A designated isolation room has been established at Edinburgh Royal Infirmary while A&E staff have been kitted out with protective face masks and gowns to deal with suspected cases.
Patients would then be transferred to the infectious disease unit at the Western General, one of four sites in Scotland to have round-the-clock specialist cover in place.
One member of staff said the precautions were reminiscent of swine flu, “only more terrifying”.
Dr Devi Sridhar, a senior lecturer in global health policy at Edinburgh University, said it was vital medical staff were properly trained and equipped to deal with Ebola patients.
She said: “I think it is very likely that we are going to see infections here and the best we can do is make sure the health system is in place to respond as quickly and effectively as possible.
“I doubt we will see an outbreak like in West Africa.
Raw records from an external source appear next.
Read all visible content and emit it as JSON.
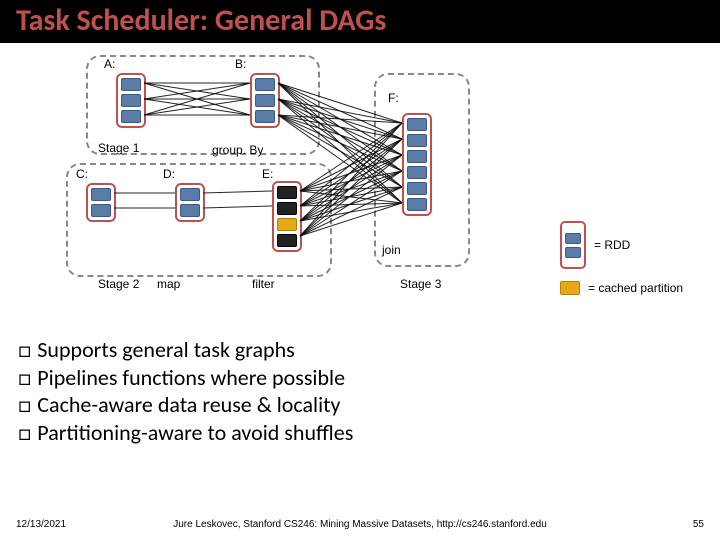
{
  "title": "Task Scheduler: General DAGs",
  "rdds": {
    "A": "A:",
    "B": "B:",
    "C": "C:",
    "D": "D:",
    "E": "E:",
    "F": "F:"
  },
  "stages": {
    "s1": "Stage 1",
    "s2": "Stage 2",
    "s3": "Stage 3"
  },
  "ops": {
    "groupBy": "group. By",
    "map": "map",
    "filter": "filter",
    "join": "join"
  },
  "legend": {
    "rdd": "= RDD",
    "cached": "= cached partition"
  },
  "bullets": {
    "b1": "Supports general task graphs",
    "b2": "Pipelines functions where possible",
    "b3": "Cache-aware data reuse & locality",
    "b4": "Partitioning-aware to avoid shuffles"
  },
  "footer": {
    "date": "12/13/2021",
    "center": "Jure Leskovec, Stanford CS246: Mining Massive Datasets, http://cs246.stanford.edu",
    "page": "55"
  }
}
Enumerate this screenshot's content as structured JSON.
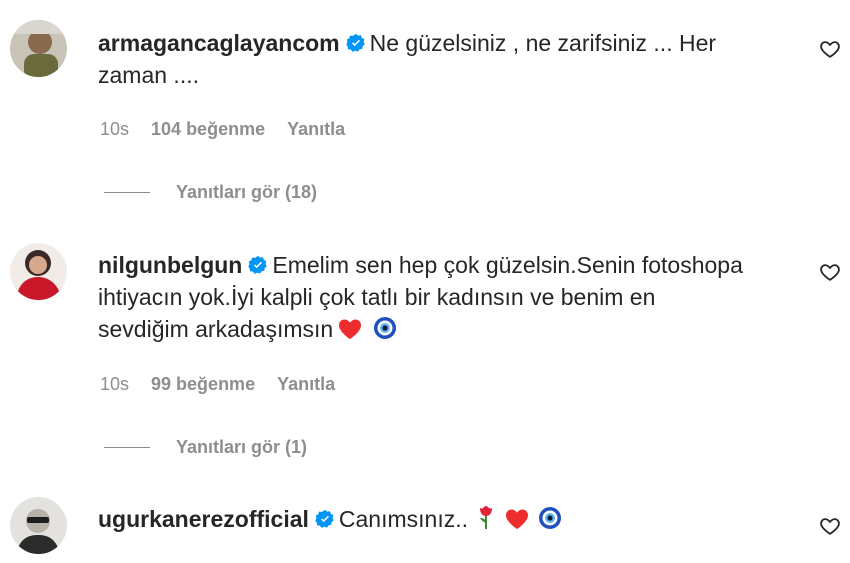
{
  "comments": [
    {
      "username": "armagancaglayancom",
      "text_line1": "Ne güzelsiniz , ne zarifsiniz ... Her",
      "text_line2": "zaman ....",
      "time": "10s",
      "likes": "104 beğenme",
      "reply_label": "Yanıtla",
      "view_replies": "Yanıtları gör (18)"
    },
    {
      "username": "nilgunbelgun",
      "text_line1": "Emelim sen hep çok güzelsin.Senin fotoshopa",
      "text_line2": "ihtiyacın yok.İyi kalpli çok tatlı bir kadınsın ve benim en",
      "text_line3": "sevdiğim arkadaşımsın",
      "time": "10s",
      "likes": "99 beğenme",
      "reply_label": "Yanıtla",
      "view_replies": "Yanıtları gör (1)"
    },
    {
      "username": "ugurkanerezofficial",
      "text_line1": "Canımsınız.."
    }
  ],
  "colors": {
    "verified": "#0095f6",
    "text": "#262626",
    "secondary": "#8e8e8e",
    "heart_emoji": "#ed2d2d"
  },
  "icons": [
    "verified-badge-icon",
    "heart-outline-icon",
    "red-heart-emoji",
    "nazar-eye-emoji",
    "rose-emoji"
  ]
}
It will be cases here and there because our health system is so good and there is a lot of work going on so that when people present themselves, the right measures are taken.
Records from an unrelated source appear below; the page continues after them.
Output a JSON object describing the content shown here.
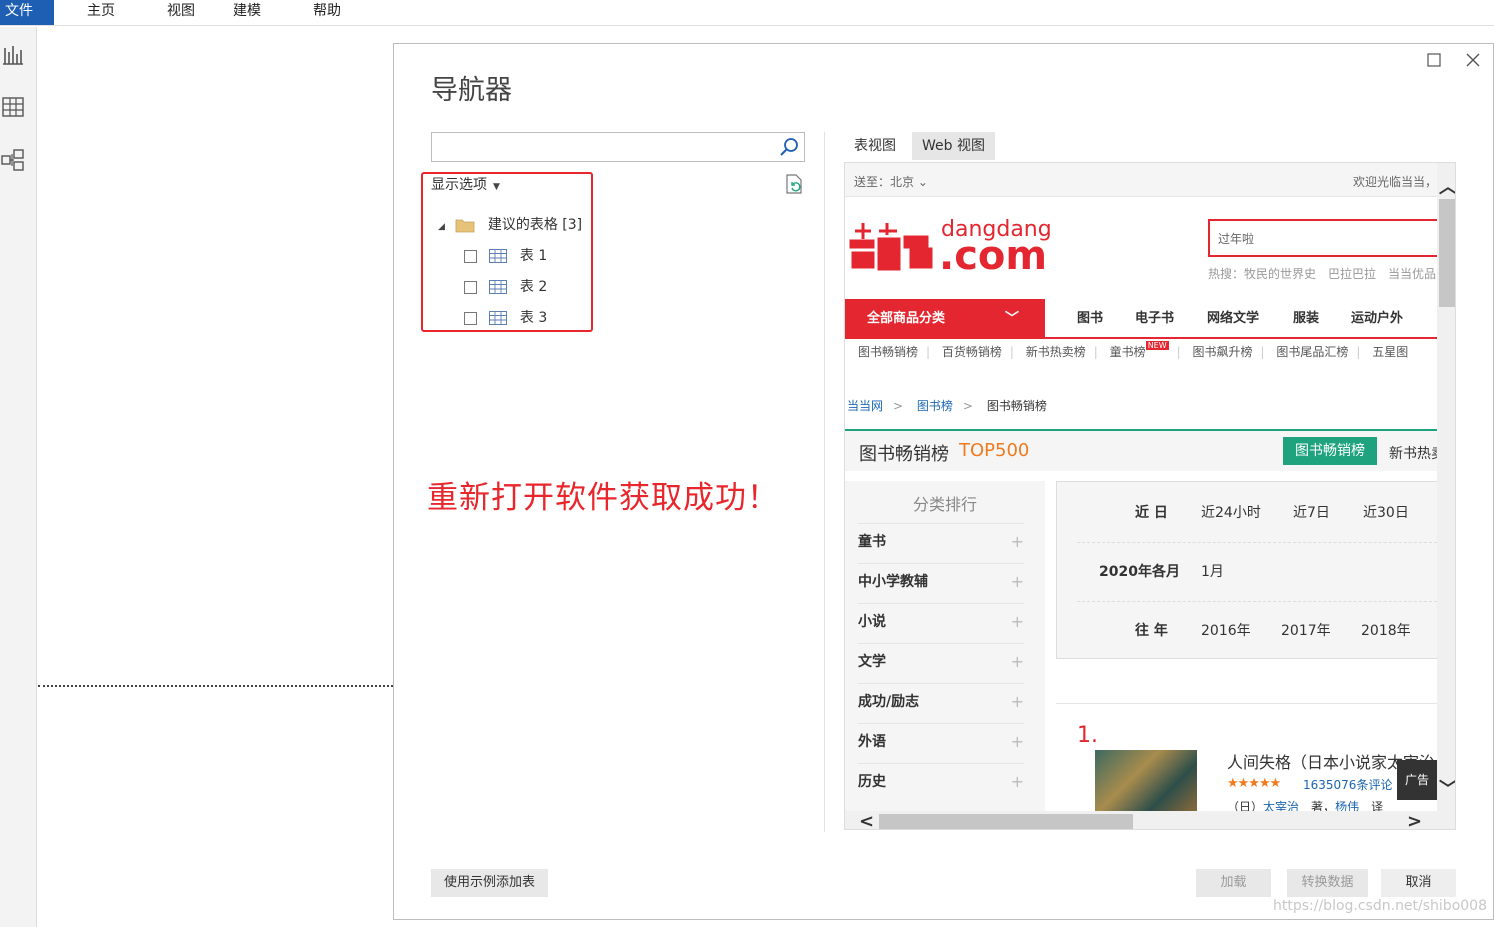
{
  "menubar": {
    "file": "文件",
    "items": [
      "主页",
      "视图",
      "建模",
      "帮助"
    ]
  },
  "dialog": {
    "title": "导航器",
    "search_placeholder": "",
    "display_options": "显示选项",
    "folder_label": "建议的表格 [3]",
    "tables": [
      "表 1",
      "表 2",
      "表 3"
    ],
    "success_note": "重新打开软件获取成功！",
    "tabs": [
      "表视图",
      "Web 视图"
    ],
    "buttons": {
      "add_table": "使用示例添加表",
      "load": "加载",
      "transform": "转换数据",
      "cancel": "取消"
    }
  },
  "web": {
    "ship_to": "送至：北京",
    "welcome": "欢迎光临当当，",
    "logo_word": "dangdang",
    "logo_com": ".com",
    "search_value": "过年啦",
    "hot_words": "热搜：牧民的世界史　巴拉巴拉　当当优品",
    "all_categories": "全部商品分类",
    "nav": [
      "图书",
      "电子书",
      "网络文学",
      "服装",
      "运动户外"
    ],
    "subnav": [
      "图书畅销榜",
      "百货畅销榜",
      "新书热卖榜",
      "童书榜",
      "图书飙升榜",
      "图书尾品汇榜",
      "五星图"
    ],
    "new_badge": "NEW",
    "breadcrumb": [
      "当当网",
      "图书榜",
      "图书畅销榜"
    ],
    "rank_title": "图书畅销榜",
    "rank_top": "TOP500",
    "rank_button": "图书畅销榜",
    "rank_new": "新书热卖",
    "side_head": "分类排行",
    "side_items": [
      "童书",
      "中小学教辅",
      "小说",
      "文学",
      "成功/励志",
      "外语",
      "历史"
    ],
    "date": {
      "recent_label": "近 日",
      "recent": [
        "近24小时",
        "近7日",
        "近30日"
      ],
      "month_label": "2020年各月",
      "month": "1月",
      "year_label": "往 年",
      "years": [
        "2016年",
        "2017年",
        "2018年"
      ]
    },
    "rank_no": "1.",
    "book_title": "人间失格（日本小说家太宰治",
    "stars": "★★★★★",
    "reviews": "1635076条评论",
    "author_prefix": "（日）",
    "author": "太宰治",
    "author_mid": "著，",
    "translator": "杨伟",
    "author_suffix": "译",
    "ad": "广告"
  },
  "watermark": "https://blog.csdn.net/shibo008",
  "colors": {
    "accent_red": "#e8262c",
    "dangdang_red": "#e3262f",
    "green": "#1fa37f",
    "ribbon_blue": "#1e5fb3"
  }
}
“It is important health workers are trained in how to follow the right precautionary measures to ensure they don’t expose themselves.”
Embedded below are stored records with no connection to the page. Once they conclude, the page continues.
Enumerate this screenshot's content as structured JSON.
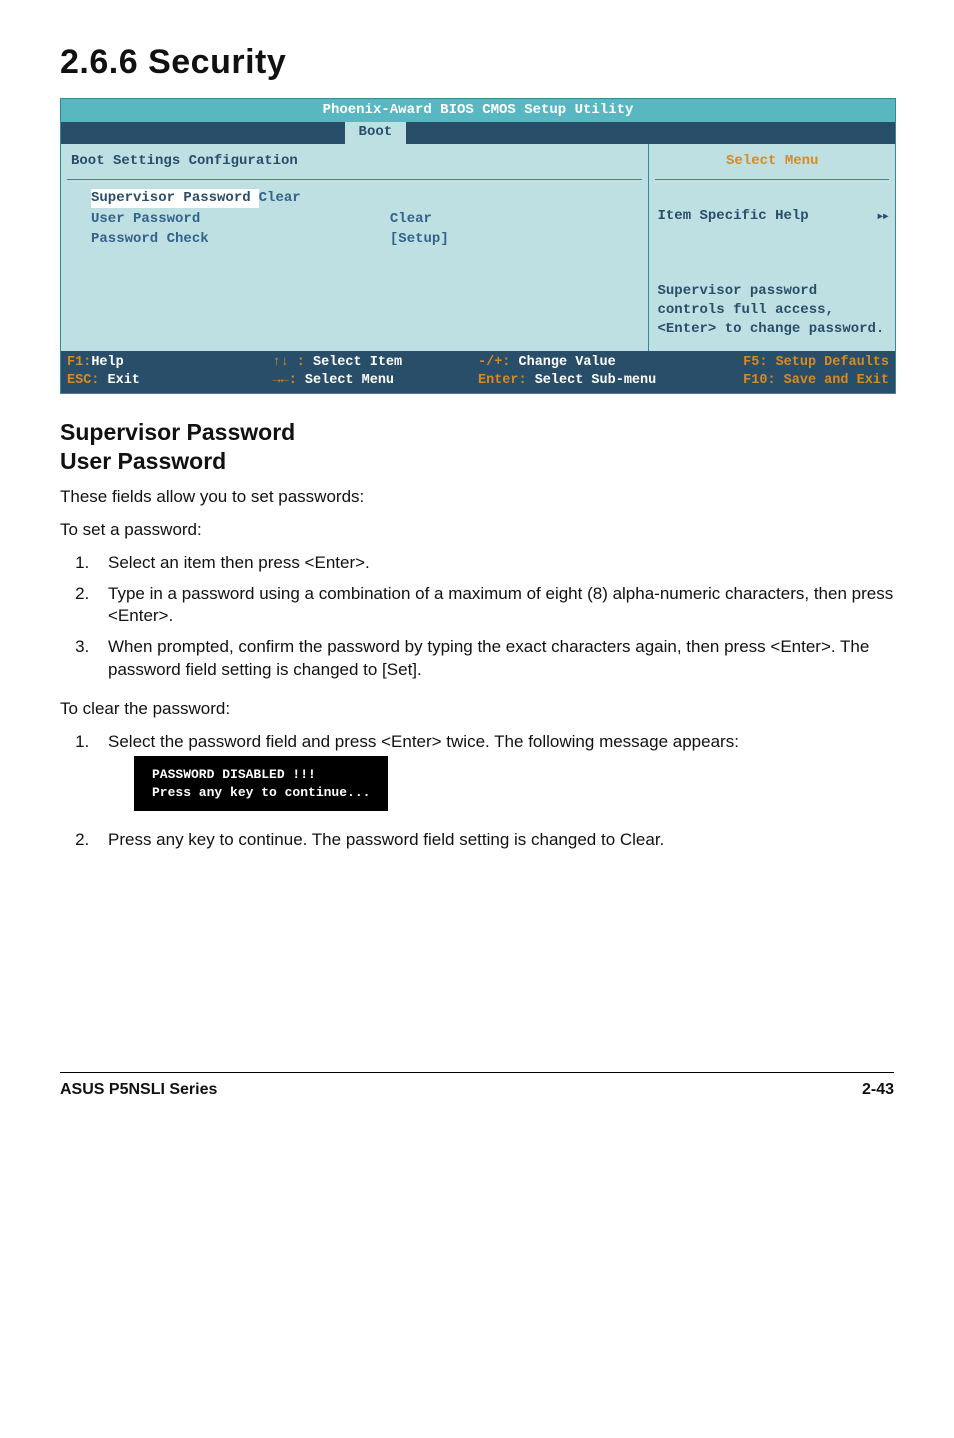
{
  "heading": "2.6.6   Security",
  "bios": {
    "title": "Phoenix-Award BIOS CMOS Setup Utility",
    "tab": "Boot",
    "left_panel_title": "Boot Settings Configuration",
    "rows": [
      {
        "label": "Supervisor Password",
        "value": "Clear",
        "selected": true
      },
      {
        "label": "User Password",
        "value": "Clear",
        "selected": false
      },
      {
        "label": "Password Check",
        "value": "[Setup]",
        "selected": false
      }
    ],
    "side_title": "Select Menu",
    "side_help_first": "Item Specific Help",
    "side_help_glyph": "▸▸",
    "side_help_rest": "Supervisor password controls full access, <Enter> to change password.",
    "footer": {
      "l1a_k": "F1:",
      "l1a_t": "Help",
      "l1b_k": "↑↓ :",
      "l1b_t": " Select Item",
      "l1c_k": "-/+:",
      "l1c_t": " Change Value",
      "l1d": "F5: Setup Defaults",
      "l2a_k": "ESC:",
      "l2a_t": " Exit",
      "l2b_k": "→←:",
      "l2b_t": " Select Menu",
      "l2c_k": "Enter:",
      "l2c_t": " Select Sub-menu",
      "l2d": "F10: Save and Exit"
    }
  },
  "subheading1": "Supervisor Password",
  "subheading2": "User Password",
  "intro": "These fields allow you to set passwords:",
  "set_label": "To set a password:",
  "set_steps": [
    "Select an item then press <Enter>.",
    "Type in a password using a combination of a maximum of eight (8) alpha-numeric characters, then press <Enter>.",
    "When prompted, confirm the password by typing the exact characters again, then press <Enter>. The password field setting is changed to [Set]."
  ],
  "clear_label": "To clear the password:",
  "clear_step1": "Select the password field and press <Enter> twice. The following message appears:",
  "codebox_line1": "PASSWORD DISABLED !!!",
  "codebox_line2": "Press any key to continue...",
  "clear_step2": "Press any key to continue. The password field setting is changed to Clear.",
  "footer_left": "ASUS P5NSLI Series",
  "footer_right": "2-43"
}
All frontline healthcare workers in Scotland are being advised on a regular basis about the increase in cases of Ebola. More than 4000 lives have been claimed in West Africa, while a nursing assistant in Spain, the first to contract the disease in Europe, is in a stable condition.
Health Protection Scotland said well-rehearsed protocols were in place for the isolation, transport, investigation and medical care of any suspected Ebola cases in Scotland.
A spokesman said: “Health Protection Scotland is regularly in touch with NHS staff across Scotland and they have all been advised for there to be a heightened awareness of this illness and to look for the symptoms.”
Passengers arriving at Heathrow airport from Ebola-affected countries are now being screened, while officials at Edinburgh Airport said it was following civil aviation guidance.
Dr David Farquharson, medical director for NHS Lothian, said the board has “considerable experience and expertise” in detecting and responding to cases of infectious disease.
He said: “Our emergency departments have also been preparing over the last few months. We will continue to test and refine our robust emergency and isolation plans using exercises and act on guidance from colleagues from organisations such as Health Protection Scotland.”
Contracted from animals
EBOLA is a viral illness of which the initial symptoms can include a sudden fever, intense weakness, muscle pain and a sore throat but can lead to internal and external bleeding, according to the World Health Organisation.
Originally contracted from infected animals including chimpanzees and fruit bats, it then spreads between humans by contact with infected blood, bodily fluids or organs, or through contact with contaminated environments.
The death toll from the outbreak has risen to 4447.